TL;DR – just what the title says, I’m not abridging my carefully thought-out reasons. You’re on a forum, so read.
Is it just me, or does ArenaNet seem to like taking the opposite approach to an ideal solution? Every time there’s something imbalanced or abused, ArenaNet prefers to treat it as a loop hole to close rather than a free ride to make more challenging.
Let’s take dungeons, for example. Path A of a given dungeon is run frequently by people because they have developed a strategy to overcome a boss’ strength, thereby making the run easier. Path B is too long and nobody wants to do it because all of the bosses have hit point pools that border on preposterous. Path C involves a boss who flagrantly abuses crowd controls to the point people have to fight him in a small corner so people aren’t wiping left, right, and center.

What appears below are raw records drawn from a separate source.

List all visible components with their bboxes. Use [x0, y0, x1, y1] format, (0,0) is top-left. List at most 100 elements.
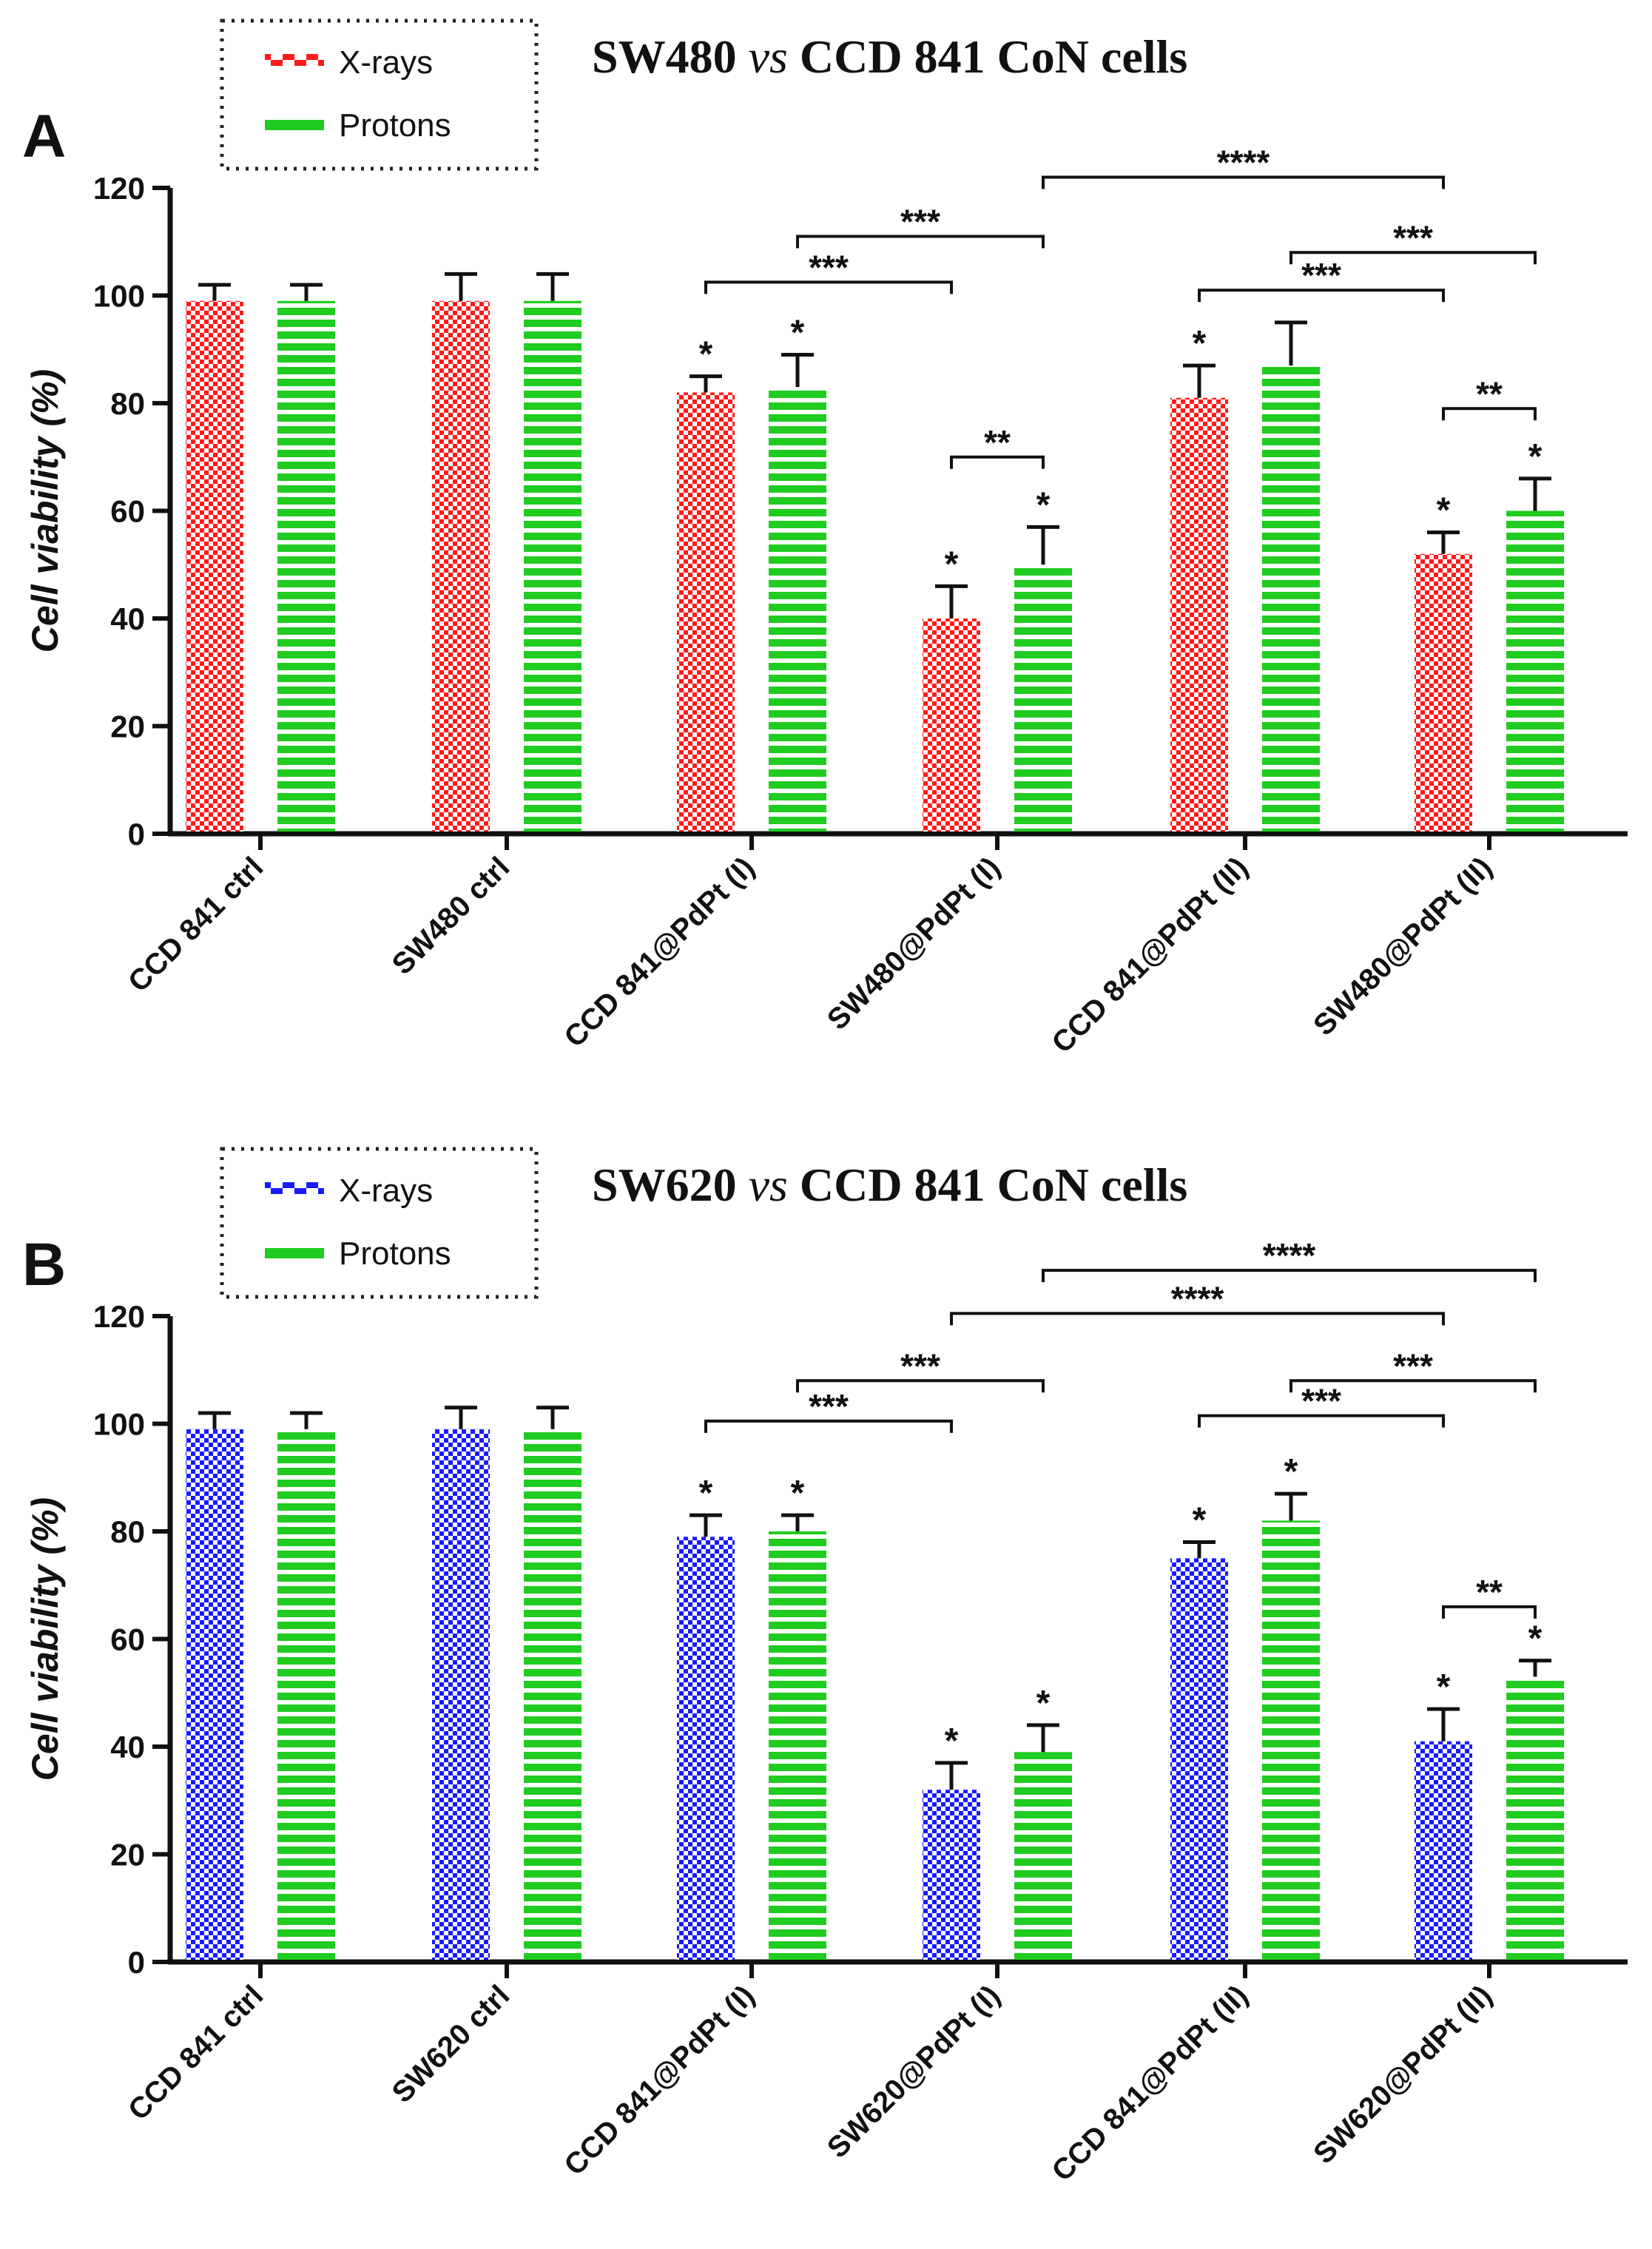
legend-swatch-dot	[318, 1188, 324, 1194]
comparison-bracket	[704, 1419, 953, 1433]
bar	[1262, 365, 1320, 832]
legend: X-rays Protons	[220, 18, 539, 171]
bar	[277, 1429, 335, 1960]
significance-mark: *	[699, 1474, 713, 1513]
comparison-bracket	[796, 1379, 1045, 1393]
legend-swatch-dot	[271, 1188, 277, 1194]
bar	[524, 300, 581, 832]
y-tick-label: 100	[93, 279, 145, 314]
bar	[186, 1429, 243, 1960]
comparison-label: **	[984, 423, 1011, 462]
x-tick-label: SW620 ctrl	[386, 1979, 516, 2109]
comparison-label: **	[1476, 374, 1503, 413]
significance-mark: *	[945, 544, 959, 584]
legend-swatch-dot	[300, 1188, 306, 1194]
panel-label: A	[22, 103, 66, 170]
comparison-bracket	[1042, 175, 1445, 189]
bar	[769, 387, 826, 832]
y-tick-label: 120	[93, 171, 145, 206]
x-tick-label: SW620@PdPt (II)	[1307, 1979, 1498, 2170]
legend-swatch-dot	[289, 54, 294, 60]
bar	[1014, 564, 1072, 832]
bar	[1262, 1520, 1320, 1960]
panel-a: X-rays Protons SW480 vs CCD 841 CoN cells A…	[22, 18, 1628, 1059]
y-tick-label: 0	[128, 1945, 145, 1980]
x-tick-label: CCD 841 ctrl	[122, 1979, 269, 2126]
x-tick-label: CCD 841 ctrl	[122, 851, 269, 998]
x-tick-label: CCD 841@PdPt (I)	[558, 851, 761, 1053]
legend-swatch-dot	[300, 60, 306, 66]
significance-mark: *	[791, 314, 805, 353]
significance-mark: *	[1284, 1452, 1298, 1491]
comparison-bracket	[950, 1312, 1445, 1326]
legend-swatch-dot	[283, 1182, 289, 1188]
legend-swatch-dot	[277, 60, 283, 66]
chart-title: SW620 vs CCD 841 CoN cells	[592, 1159, 1187, 1211]
legend-swatch-dot	[271, 60, 277, 66]
significance-mark: *	[791, 1474, 805, 1513]
comparison-label: ***	[809, 248, 849, 286]
y-tick-label: 60	[110, 1622, 145, 1657]
y-tick-label: 0	[128, 817, 145, 852]
comparison-label: ***	[900, 202, 940, 240]
significance-mark: *	[1528, 437, 1543, 476]
y-axis-label: Cell viability (%)	[24, 369, 66, 653]
significance-mark: *	[1036, 485, 1051, 525]
x-tick-label: SW480@PdPt (II)	[1307, 851, 1498, 1042]
legend-swatch-dot	[283, 54, 289, 60]
bar	[1170, 397, 1228, 832]
bar	[923, 618, 980, 832]
significance-mark: *	[1193, 324, 1207, 363]
comparison-bracket	[1289, 251, 1537, 265]
legend-frame	[220, 18, 539, 171]
bar	[1014, 1752, 1072, 1960]
x-tick-label: SW480@PdPt (I)	[821, 851, 1006, 1036]
y-axis-label: Cell viability (%)	[24, 1497, 66, 1781]
significance-mark: *	[1036, 1684, 1051, 1723]
y-tick-label: 20	[110, 709, 145, 744]
comparison-bracket	[1198, 289, 1445, 303]
y-tick-label: 40	[110, 601, 145, 636]
y-tick-label: 40	[110, 1730, 145, 1764]
x-tick-label: SW620@PdPt (I)	[821, 1979, 1006, 2164]
legend: X-rays Protons	[220, 1147, 539, 1299]
comparison-bracket	[1289, 1379, 1537, 1393]
bar	[1170, 1558, 1228, 1960]
legend-swatch-1	[265, 120, 324, 130]
y-tick-label: 100	[93, 1407, 145, 1442]
y-tick-label: 20	[110, 1838, 145, 1872]
comparison-bracket	[796, 235, 1045, 249]
comparison-label: ****	[1171, 1279, 1224, 1318]
comparison-bracket	[704, 280, 953, 294]
bar	[677, 1537, 735, 1960]
bar	[923, 1790, 980, 1960]
bar	[769, 1531, 826, 1960]
bar	[432, 300, 490, 832]
y-tick-label: 120	[93, 1299, 145, 1334]
comparison-label: ***	[809, 1387, 849, 1426]
comparison-label: ***	[1301, 1382, 1341, 1420]
comparison-label: ****	[1217, 143, 1270, 181]
significance-mark: *	[1528, 1619, 1543, 1659]
comparison-label: **	[1476, 1573, 1503, 1611]
comparison-label: ***	[1393, 218, 1433, 257]
comparison-label: ****	[1263, 1236, 1316, 1275]
panel-b: X-rays Protons SW620 vs CCD 841 CoN cells B…	[22, 1147, 1628, 2188]
legend-label: X-rays	[339, 44, 433, 81]
legend-swatch-dot	[318, 60, 324, 66]
significance-mark: *	[1193, 1501, 1207, 1540]
legend-frame	[220, 1147, 539, 1299]
bar	[186, 300, 243, 832]
legend-label: Protons	[339, 1235, 451, 1272]
bar	[1506, 510, 1564, 832]
y-tick-label: 60	[110, 494, 145, 529]
legend-swatch-dot	[312, 54, 318, 60]
comparison-label: ***	[900, 1346, 940, 1385]
bar	[1415, 553, 1472, 832]
comparison-bracket	[1442, 1605, 1537, 1619]
y-tick-label: 80	[110, 386, 145, 421]
comparison-bracket	[1442, 407, 1537, 421]
comparison-bracket	[1198, 1414, 1445, 1428]
legend-swatch-dot	[265, 1182, 271, 1188]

Now, people are making a choice regarding what path to run based on one factor: player skill. Path A offers the most rewarding experience for what they’ve spent the last hundred hours or so levelling to learn. Path B, on the other hand, is tedious because you watch your damage barely scratching the surface of the boss’ health fight after fight. Finally, Path C is merely an exercise in stacking with the rest of the carefully thought-out (or not so much) dungeon being ignored.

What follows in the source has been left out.